Click on image for larger map.
When Alexander Kananyan moved to Kelbajar in 2000, it was “completely destroyed,” he recalls. There was no electricity or telephone service, and he had to walk up to 40 kilometers to catch any sort of transportation.
But the hardships were worth it for the sense of meaning it gave him. In the early 1990s, Armenian armed forces had captured this territory from Azerbaijan. At that time, Kananyan – an ethnic Armenian who grew up in Georgia speaking no Armenian – was studying theology in Rome.
“There was a certain sense of guilt that others were fighting and dying while I was studying,” he said. “And I felt that the settlers, who were returning an Armenian presence to these liberated territories were in a way successors of those who liberated these territories and returned them to the bosom of the Armenian nation and state.”
Moving to Kelbajar “created unbelievable difficulties for everyday life,” he said. “But I felt like I was fulfilling a mission.”
The war with Azerbaijan ended in a ceasefire in 1994 and Armenian forces controlling about 14 percent of what had been Azerbaijani territory. Some of that was the former Nagorno-Karabakh Autonomous Oblast, but it also included seven districts surrounding Nagorno-Karabakh, including Kelbajar.
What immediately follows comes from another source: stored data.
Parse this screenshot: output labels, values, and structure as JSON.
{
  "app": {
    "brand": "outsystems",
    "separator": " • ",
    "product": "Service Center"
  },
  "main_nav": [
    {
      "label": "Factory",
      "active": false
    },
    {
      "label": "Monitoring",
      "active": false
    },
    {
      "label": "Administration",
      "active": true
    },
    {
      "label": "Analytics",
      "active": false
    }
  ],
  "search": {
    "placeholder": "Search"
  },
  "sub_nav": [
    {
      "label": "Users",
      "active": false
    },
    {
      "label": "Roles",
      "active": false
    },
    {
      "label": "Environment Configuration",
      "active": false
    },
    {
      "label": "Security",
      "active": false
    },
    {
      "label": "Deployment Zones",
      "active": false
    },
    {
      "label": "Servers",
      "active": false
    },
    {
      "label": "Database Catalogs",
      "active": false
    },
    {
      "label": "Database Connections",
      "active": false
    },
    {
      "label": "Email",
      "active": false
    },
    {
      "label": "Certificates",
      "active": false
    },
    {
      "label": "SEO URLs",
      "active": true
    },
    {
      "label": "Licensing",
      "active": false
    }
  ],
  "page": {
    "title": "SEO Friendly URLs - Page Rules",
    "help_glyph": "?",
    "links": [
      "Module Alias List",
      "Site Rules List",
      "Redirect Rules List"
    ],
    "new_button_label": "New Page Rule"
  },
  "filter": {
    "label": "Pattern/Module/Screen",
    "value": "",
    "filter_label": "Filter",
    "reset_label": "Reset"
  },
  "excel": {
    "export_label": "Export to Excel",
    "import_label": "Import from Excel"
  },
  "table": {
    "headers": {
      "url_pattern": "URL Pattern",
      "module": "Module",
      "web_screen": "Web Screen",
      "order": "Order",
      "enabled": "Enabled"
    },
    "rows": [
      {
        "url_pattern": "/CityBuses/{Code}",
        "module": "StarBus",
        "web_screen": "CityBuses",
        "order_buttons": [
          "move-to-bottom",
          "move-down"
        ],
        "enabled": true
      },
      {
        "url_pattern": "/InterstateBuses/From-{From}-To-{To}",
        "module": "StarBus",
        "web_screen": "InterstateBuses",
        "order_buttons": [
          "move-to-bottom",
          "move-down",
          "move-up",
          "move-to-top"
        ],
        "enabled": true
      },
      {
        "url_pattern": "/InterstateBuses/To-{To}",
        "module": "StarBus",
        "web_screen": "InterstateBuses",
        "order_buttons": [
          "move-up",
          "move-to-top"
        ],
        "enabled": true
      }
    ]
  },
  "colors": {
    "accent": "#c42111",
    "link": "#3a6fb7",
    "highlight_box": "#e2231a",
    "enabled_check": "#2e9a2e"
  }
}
Unlike Nagorno-Karabakh, the population of which had been about three-quarters ethnic Armenian when war broke out, the seven surrounding territories had had a negligible Armenian population, instead inhabited mainly by Azerbaijanis and Kurds. As a result of the war they were emptied of their population and about 618,000 Azerbaijanis remain displaced from the conflict, according to United Nations figures, the large majority of those from the seven districts.